A GitHub project claiming to use WiFi signals to see through walls rocketed to the top of trending repositories this week. Engineers who actually looked at the code say it's a complete scam with no working technology. This is what I live for—calling out vaporware before people waste time on it.
The repository, called RuView, claims to leverage WiFi signal interference patterns to create visual representations of objects behind walls. The demo videos look impressive. The technical explanation sounds plausible. The code is garbage.
What WiFi Sensing Can Actually Do
To be clear: WiFi sensing is real technology. Researchers have demonstrated that by analyzing how WiFi signals bounce off objects, you can detect motion, identify activities, and even estimate body posture. The physics is sound—WiFi signals do interact with physical objects, and those interactions create measurable patterns.

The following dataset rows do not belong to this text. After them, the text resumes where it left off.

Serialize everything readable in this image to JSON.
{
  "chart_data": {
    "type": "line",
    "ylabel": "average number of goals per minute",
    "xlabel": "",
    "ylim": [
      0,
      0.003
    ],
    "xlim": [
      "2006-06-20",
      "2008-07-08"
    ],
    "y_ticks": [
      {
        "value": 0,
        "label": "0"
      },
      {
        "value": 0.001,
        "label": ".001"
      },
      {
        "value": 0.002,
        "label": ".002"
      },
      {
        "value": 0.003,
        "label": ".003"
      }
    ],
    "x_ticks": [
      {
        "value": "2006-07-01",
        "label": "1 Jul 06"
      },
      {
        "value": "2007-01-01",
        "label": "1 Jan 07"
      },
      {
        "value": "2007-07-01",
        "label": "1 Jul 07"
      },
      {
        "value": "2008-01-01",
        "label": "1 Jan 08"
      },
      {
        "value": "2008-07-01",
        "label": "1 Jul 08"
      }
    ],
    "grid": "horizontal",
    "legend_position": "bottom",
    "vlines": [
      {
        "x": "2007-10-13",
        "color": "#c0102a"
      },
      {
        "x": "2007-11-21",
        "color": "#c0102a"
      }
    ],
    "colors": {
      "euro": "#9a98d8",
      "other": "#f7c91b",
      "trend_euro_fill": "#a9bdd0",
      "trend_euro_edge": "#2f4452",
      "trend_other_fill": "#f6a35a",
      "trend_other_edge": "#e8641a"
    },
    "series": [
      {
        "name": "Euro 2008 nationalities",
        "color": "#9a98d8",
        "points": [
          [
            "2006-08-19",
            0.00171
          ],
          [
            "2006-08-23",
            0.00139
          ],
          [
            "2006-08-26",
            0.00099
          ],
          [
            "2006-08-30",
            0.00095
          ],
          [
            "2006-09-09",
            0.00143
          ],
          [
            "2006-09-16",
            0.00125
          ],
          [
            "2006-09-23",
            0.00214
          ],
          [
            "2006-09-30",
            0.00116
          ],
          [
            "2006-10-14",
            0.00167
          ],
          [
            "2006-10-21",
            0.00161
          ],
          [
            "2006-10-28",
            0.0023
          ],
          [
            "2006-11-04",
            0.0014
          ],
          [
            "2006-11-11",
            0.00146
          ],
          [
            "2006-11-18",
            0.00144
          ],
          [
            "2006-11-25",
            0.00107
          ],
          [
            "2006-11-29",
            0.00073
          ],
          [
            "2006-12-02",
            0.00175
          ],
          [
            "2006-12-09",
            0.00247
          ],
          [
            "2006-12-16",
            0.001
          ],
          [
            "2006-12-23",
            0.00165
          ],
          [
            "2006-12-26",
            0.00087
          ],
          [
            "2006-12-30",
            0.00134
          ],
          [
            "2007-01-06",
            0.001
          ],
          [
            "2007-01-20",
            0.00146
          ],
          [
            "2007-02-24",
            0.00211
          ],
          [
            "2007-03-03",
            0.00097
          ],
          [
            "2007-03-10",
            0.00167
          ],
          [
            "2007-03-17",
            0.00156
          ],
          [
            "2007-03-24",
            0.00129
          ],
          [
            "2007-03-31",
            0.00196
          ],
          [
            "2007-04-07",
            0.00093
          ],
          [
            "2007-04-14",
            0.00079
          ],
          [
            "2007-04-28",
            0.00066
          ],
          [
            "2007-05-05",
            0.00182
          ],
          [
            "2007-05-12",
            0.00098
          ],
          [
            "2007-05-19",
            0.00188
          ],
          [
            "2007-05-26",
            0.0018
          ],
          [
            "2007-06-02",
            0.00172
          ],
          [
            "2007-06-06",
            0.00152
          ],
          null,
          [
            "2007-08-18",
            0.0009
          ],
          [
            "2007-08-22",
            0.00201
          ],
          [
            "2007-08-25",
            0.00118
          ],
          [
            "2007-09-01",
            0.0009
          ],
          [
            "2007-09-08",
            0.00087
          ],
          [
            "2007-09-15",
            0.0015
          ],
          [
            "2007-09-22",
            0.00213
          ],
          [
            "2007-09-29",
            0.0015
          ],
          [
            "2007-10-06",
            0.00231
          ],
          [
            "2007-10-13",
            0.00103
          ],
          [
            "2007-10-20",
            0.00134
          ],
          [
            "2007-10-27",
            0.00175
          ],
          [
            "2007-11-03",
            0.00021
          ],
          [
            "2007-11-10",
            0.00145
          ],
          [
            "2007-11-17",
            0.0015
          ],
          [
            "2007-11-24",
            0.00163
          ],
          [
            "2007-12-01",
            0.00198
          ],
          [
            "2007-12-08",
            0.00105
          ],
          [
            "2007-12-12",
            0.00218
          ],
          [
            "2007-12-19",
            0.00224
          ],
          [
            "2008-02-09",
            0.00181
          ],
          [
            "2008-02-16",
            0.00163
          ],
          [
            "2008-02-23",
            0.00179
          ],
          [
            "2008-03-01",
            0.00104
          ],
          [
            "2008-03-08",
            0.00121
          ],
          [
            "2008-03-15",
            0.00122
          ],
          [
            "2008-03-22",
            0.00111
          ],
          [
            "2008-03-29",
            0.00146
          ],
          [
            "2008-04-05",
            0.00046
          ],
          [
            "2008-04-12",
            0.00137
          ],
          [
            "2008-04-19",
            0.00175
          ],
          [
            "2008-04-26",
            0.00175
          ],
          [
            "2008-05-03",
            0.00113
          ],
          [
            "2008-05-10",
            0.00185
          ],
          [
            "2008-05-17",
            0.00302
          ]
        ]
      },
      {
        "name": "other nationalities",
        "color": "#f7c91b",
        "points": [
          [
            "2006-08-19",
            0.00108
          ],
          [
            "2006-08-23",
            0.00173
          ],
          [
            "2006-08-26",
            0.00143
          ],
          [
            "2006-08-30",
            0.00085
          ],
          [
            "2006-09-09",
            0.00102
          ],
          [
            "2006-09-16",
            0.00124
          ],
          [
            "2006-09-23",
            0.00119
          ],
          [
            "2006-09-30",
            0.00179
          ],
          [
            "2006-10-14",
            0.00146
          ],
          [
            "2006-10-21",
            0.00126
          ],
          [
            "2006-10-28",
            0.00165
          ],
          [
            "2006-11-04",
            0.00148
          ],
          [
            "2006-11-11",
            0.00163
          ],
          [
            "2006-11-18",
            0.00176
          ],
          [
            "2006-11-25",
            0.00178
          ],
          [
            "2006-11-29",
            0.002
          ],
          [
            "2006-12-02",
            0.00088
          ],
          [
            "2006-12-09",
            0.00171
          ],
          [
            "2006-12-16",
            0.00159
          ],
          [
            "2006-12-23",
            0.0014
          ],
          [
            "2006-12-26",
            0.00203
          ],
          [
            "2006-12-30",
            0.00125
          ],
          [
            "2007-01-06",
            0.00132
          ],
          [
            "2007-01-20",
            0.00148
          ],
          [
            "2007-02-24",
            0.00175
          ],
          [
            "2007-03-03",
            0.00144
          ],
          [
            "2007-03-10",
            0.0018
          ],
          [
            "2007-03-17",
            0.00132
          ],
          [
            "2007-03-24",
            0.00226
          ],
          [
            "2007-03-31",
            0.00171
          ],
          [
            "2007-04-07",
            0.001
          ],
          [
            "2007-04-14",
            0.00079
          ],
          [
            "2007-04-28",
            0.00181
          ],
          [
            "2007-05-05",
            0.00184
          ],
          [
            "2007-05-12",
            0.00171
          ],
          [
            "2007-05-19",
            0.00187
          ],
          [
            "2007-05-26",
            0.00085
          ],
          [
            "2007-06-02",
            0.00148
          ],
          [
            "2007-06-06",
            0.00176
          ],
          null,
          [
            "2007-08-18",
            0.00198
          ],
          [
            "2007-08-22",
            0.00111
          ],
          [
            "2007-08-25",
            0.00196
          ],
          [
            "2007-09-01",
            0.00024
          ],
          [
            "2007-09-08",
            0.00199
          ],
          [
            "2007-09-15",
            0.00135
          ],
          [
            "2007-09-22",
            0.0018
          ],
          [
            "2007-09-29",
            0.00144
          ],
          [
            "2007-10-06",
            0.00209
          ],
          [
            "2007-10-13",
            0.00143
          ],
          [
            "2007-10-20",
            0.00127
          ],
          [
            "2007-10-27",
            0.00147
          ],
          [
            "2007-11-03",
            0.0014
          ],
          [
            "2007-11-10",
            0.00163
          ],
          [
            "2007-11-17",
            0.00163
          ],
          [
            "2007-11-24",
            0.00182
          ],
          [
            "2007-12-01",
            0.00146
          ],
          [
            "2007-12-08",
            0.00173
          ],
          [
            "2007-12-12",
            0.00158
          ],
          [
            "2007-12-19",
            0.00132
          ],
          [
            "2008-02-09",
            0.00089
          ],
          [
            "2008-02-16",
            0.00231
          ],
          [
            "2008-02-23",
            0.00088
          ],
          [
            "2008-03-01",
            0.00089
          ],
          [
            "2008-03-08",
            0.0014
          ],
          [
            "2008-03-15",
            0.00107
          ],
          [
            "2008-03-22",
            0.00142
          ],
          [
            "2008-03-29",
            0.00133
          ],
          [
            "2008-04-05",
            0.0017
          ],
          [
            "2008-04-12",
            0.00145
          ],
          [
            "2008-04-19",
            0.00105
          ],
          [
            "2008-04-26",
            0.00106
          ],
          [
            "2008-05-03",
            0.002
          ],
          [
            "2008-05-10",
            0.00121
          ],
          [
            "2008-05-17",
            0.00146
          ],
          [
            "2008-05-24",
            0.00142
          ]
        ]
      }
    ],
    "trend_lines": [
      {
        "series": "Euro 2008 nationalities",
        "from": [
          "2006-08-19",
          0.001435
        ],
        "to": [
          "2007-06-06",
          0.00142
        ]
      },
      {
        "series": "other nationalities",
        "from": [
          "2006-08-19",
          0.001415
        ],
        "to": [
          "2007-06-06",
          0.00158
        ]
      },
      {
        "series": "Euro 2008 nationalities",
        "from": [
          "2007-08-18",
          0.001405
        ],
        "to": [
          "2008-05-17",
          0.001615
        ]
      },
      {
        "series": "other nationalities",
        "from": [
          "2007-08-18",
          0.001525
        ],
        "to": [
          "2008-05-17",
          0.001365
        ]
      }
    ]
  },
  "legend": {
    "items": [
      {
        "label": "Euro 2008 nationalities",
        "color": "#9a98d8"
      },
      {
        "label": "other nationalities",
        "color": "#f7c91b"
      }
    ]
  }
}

But there's a massive gulf between detecting motion through walls and creating visual images. Legitimate WiFi sensing research uses sophisticated signal processing, machine learning models trained on thousands of examples, and expensive antenna arrays. The results are impressive but limited: you can tell that someone is moving in the next room, maybe identify whether they're walking or sitting, but you're not getting anything close to a visual image.
RuView claims to do all of this with consumer hardware and a few hundred lines of code. That's the first red flag.
What Engineers Found (Or Didn't Find)
Several developers dug into the RuView codebase and found exactly what you'd expect from vaporware: a lot of impressive-sounding function names, almost no actual implementation, and demo videos that were clearly created with completely different technology.
The signal processing code that should be the core of the system? Missing. The machine learning models that would be needed to interpret WiFi interference patterns? Not there. The actual algorithms that would turn signal data into visual representations? Nonexistent.
What the code does include: some basic WiFi scanning functionality that you could pull from a dozen existing libraries, placeholder functions that return random data, and a UI that displays pre-rendered videos disguised as real-time output.
In other words, it's a fake. A well-marketed fake, but a fake nonetheless.